The OAIC entered into a contract with Wallis Consulting Group to conduct the 2017 Australian Community Attitudes to Privacy Survey (a national survey into Australian’s attitudes and behaviours around privacy issues) and to produce a report on the results. The total spend was $136,363.65 (GST exclusive). Further information on the survey is available on the OAIC website. The open tender was published on AusTender.

Grant programs

No grant programs took place during 2016–17.

Fraud

We have a fraud control plan, fraud control policy and guidelines which are made available to all staff through internal communication channels.

Memoranda of understanding

We receive funding for specific services under a range of memoranda of understanding. Details can be found at Appendix B.

Disability reporting

Since 1994, Commonwealth departments and agencies have reported on their performance as policy adviser, purchaser, employer, regulator and provider under the Commonwealth Disability Strategy.
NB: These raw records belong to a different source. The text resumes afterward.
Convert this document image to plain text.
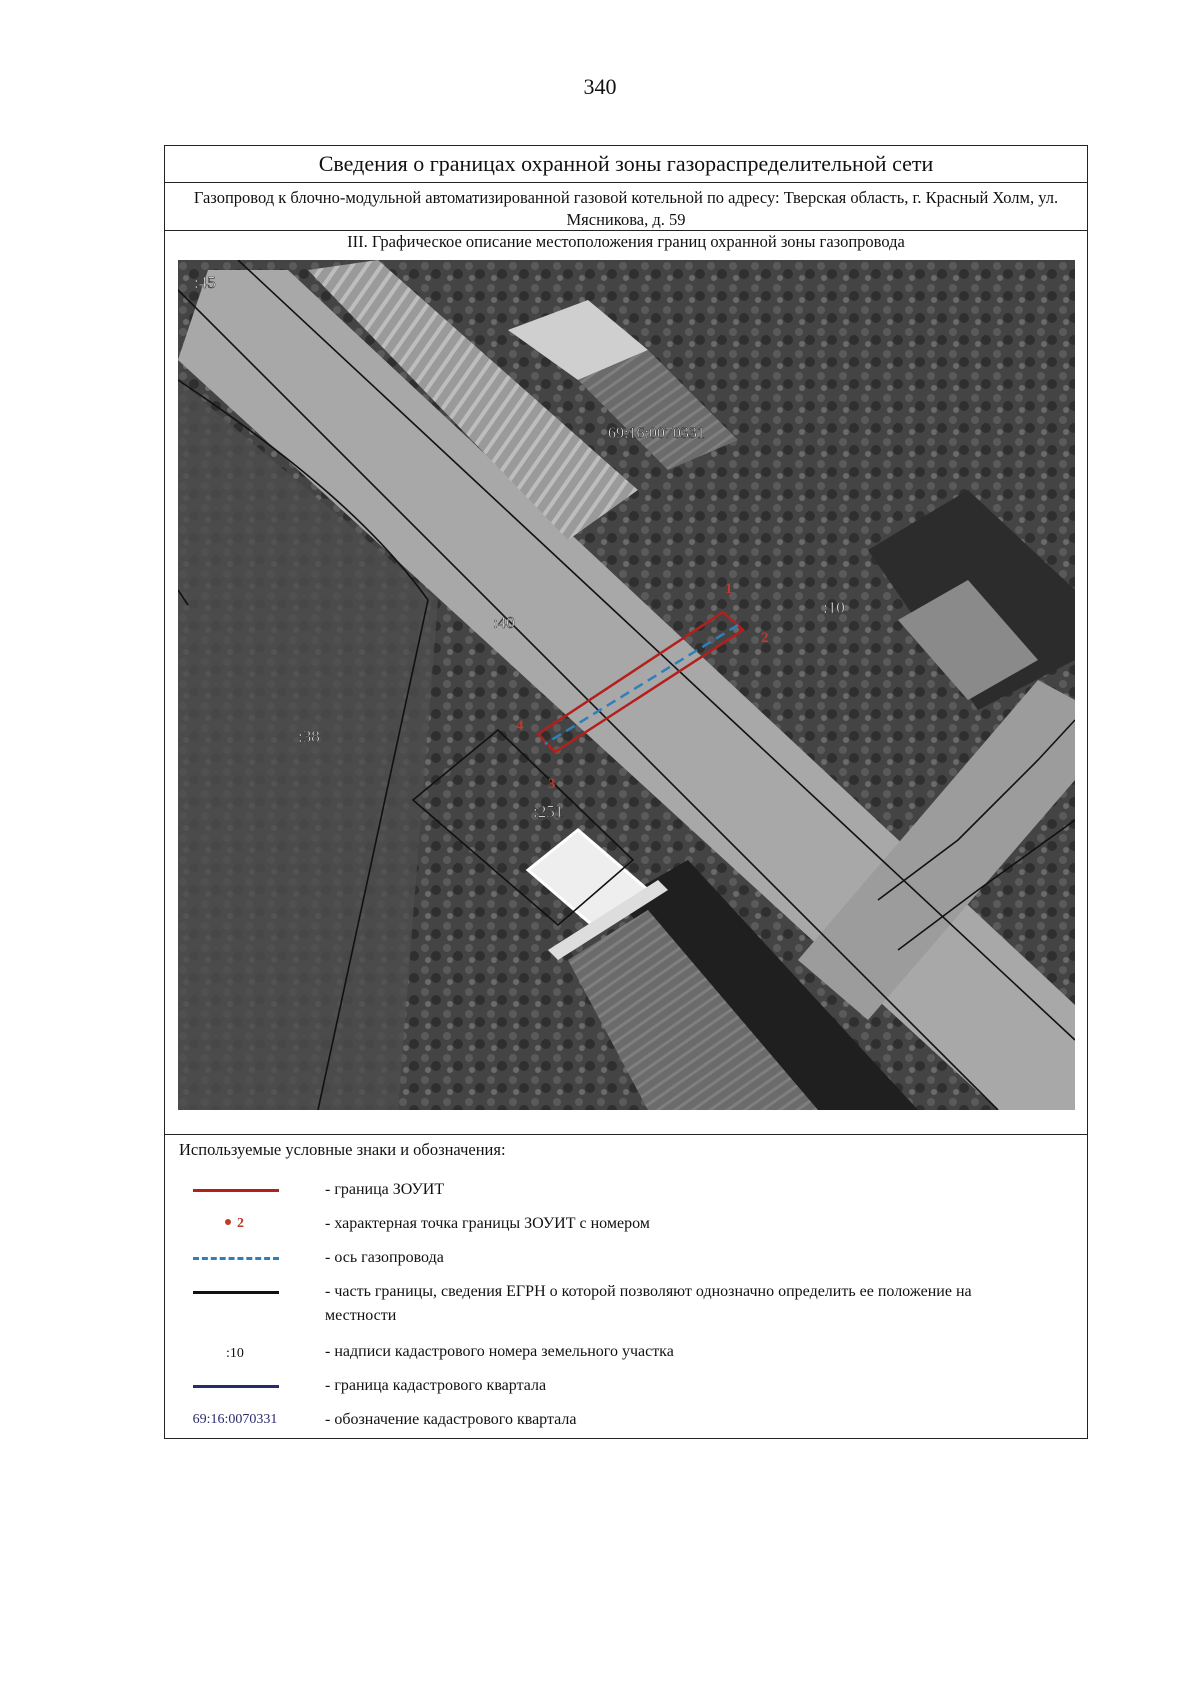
340
Сведения о границах охранной зоны газораспределительной сети
Газопровод к блочно-модульной автоматизированной газовой котельной по адресу: Тверская область, г. Красный Холм, ул. Мясникова, д. 59
III. Графическое описание местоположения границ охранной зоны газопровода
1
2
3
4
:45
:40
:10
:38
:251
69:16:0070331
Используемые условные знаки и обозначения:
- граница ЗОУИТ
2	- характерная точка границы ЗОУИТ с номером
- ось газопровода
- часть границы, сведения ЕГРН о которой позволяют однозначно определить ее положение на местности
:10	- надписи кадастрового номера земельного участка
- граница кадастрового квартала
69:16:0070331	- обозначение кадастрового квартала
In 2007–08, reporting on the employer role was transferred to the Australian Public Service Commission’s State of the Service Report and the APS Statistical Bulletin. These reports are available at www.apsc.gov.au. From 2010–11, government departments and agencies have no longer been required to report on these functions.

The Commonwealth Disability Strategy has been overtaken by the National Disability Strategy 2010–2020, which sets out a ten-year national policy framework to improve the lives of people with disability, promote participation and create a more inclusive society. A high level two-yearly report will track progress against each of the six outcome areas of the Strategy and present a picture of how people with disability are faring. The first of these reports can be found at www.dss.gov.au.

Ecologically sustainable development and environment performance

Section 516A of the Environment Protection and Biodiversity Conservation Act 1999 requires the OAIC to report on how its activities accord with the principles of ecologically sustainable development (ESD). Our role and activities do not directly link with the principles of ESD or impact on the environment other than through our business operations in the consumption of resources required to sustain our operations. We use energy saving methods in the OAIC’s operation and endeavour to make the best use of resources.

Information Publication Scheme

As required by the Freedom of Information Act 1982, we have an Information Publication Scheme entry on our website (www.oaic.gov.au) that provides information on our structure, functions, appointments, annual reports, consultation arrangements, FOI officer, information we routinely release following FOI requests and information we routinely provide to the Australian Parliament.